Fatigue crack growth (FCG) behavior of 9Cr/CrMoV dissimilar welded joint at elevated temperature and different stress ratios was investigated. Attention was paid to the region near the fusion line of 9Cr where carbon-enriched zone (CEZ) and carbon-depleted zone (CDZ) formed due to carbon migration during the welding process. Hard and brittle tempered martensite dominated the stress ratio-insensitive FCG behavior in the coarse grain zone (CGZ) of 9Cr-HAZ. For crack near the CGZ-CEZ interface, crack deflection through the CEZ and into the CDZ was observed, accompanied by an accelerating FCG rate. Compared with the severe plastic deformation near the secondary crack in 9Cr-CGZ, the electron back-scattered diffraction analysis showed less deformation and lower resistance in the direction toward the brittle CEZ, which resulted in the transverse deflection.

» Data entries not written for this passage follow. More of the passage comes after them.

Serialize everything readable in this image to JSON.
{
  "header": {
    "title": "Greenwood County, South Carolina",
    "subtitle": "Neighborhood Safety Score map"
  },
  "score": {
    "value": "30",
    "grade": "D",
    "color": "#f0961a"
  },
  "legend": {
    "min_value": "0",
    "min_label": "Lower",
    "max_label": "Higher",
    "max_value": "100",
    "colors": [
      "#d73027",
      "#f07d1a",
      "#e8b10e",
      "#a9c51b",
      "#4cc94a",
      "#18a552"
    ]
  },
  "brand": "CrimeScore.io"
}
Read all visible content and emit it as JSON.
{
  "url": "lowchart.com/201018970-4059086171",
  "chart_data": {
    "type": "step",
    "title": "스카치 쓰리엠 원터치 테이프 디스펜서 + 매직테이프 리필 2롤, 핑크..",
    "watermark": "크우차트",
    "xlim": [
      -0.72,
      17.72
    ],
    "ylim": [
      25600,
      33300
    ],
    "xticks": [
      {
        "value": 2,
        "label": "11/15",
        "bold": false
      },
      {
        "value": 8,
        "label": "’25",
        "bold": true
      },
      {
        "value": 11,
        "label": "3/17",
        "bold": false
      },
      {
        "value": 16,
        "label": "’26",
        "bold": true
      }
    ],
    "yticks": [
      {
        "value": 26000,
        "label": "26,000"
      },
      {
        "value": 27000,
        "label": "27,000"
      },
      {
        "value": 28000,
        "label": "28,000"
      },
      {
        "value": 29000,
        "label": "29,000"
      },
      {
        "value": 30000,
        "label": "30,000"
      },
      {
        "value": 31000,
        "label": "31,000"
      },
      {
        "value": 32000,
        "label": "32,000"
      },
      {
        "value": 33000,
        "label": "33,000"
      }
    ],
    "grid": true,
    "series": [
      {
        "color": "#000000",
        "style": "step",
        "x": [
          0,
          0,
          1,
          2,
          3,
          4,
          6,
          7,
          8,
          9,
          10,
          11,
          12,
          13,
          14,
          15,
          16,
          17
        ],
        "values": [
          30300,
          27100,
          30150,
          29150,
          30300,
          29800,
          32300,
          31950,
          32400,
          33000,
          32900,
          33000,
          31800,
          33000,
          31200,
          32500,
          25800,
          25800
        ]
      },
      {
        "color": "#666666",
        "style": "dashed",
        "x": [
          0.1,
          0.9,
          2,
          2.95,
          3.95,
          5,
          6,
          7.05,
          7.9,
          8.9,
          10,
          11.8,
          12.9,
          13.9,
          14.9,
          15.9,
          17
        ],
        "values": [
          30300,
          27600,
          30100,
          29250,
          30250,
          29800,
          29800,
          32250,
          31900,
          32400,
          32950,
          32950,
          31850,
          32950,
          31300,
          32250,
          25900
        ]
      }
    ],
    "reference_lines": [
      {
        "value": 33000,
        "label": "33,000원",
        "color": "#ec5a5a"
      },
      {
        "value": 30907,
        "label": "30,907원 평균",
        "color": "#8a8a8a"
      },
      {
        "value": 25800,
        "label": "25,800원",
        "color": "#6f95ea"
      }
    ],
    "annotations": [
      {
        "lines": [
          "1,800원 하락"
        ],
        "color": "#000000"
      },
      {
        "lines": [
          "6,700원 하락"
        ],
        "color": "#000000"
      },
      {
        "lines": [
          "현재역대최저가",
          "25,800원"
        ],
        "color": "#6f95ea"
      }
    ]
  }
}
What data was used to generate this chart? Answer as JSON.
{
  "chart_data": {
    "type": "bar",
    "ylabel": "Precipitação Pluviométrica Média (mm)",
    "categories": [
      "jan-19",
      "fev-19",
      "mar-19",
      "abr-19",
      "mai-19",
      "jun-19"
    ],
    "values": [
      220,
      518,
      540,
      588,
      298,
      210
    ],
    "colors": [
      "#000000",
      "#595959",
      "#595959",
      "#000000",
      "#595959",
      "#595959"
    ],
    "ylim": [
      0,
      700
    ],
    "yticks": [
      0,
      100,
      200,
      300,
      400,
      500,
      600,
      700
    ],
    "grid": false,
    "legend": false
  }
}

In spite of the plastic feature in CDZ revealed by fracture morphology, the less carbides due to carbon migration led to lower strength and weaker FCG resistance property in this region. In conclusion, the plasticity deterioration in CEZ and strength loss in CDZ accounted for the FCG path deflection and FCG rate acceleration, respectively, which aggravated the worst FCG resistance property of 9Cr-HAZ in the dissimilar welded joint.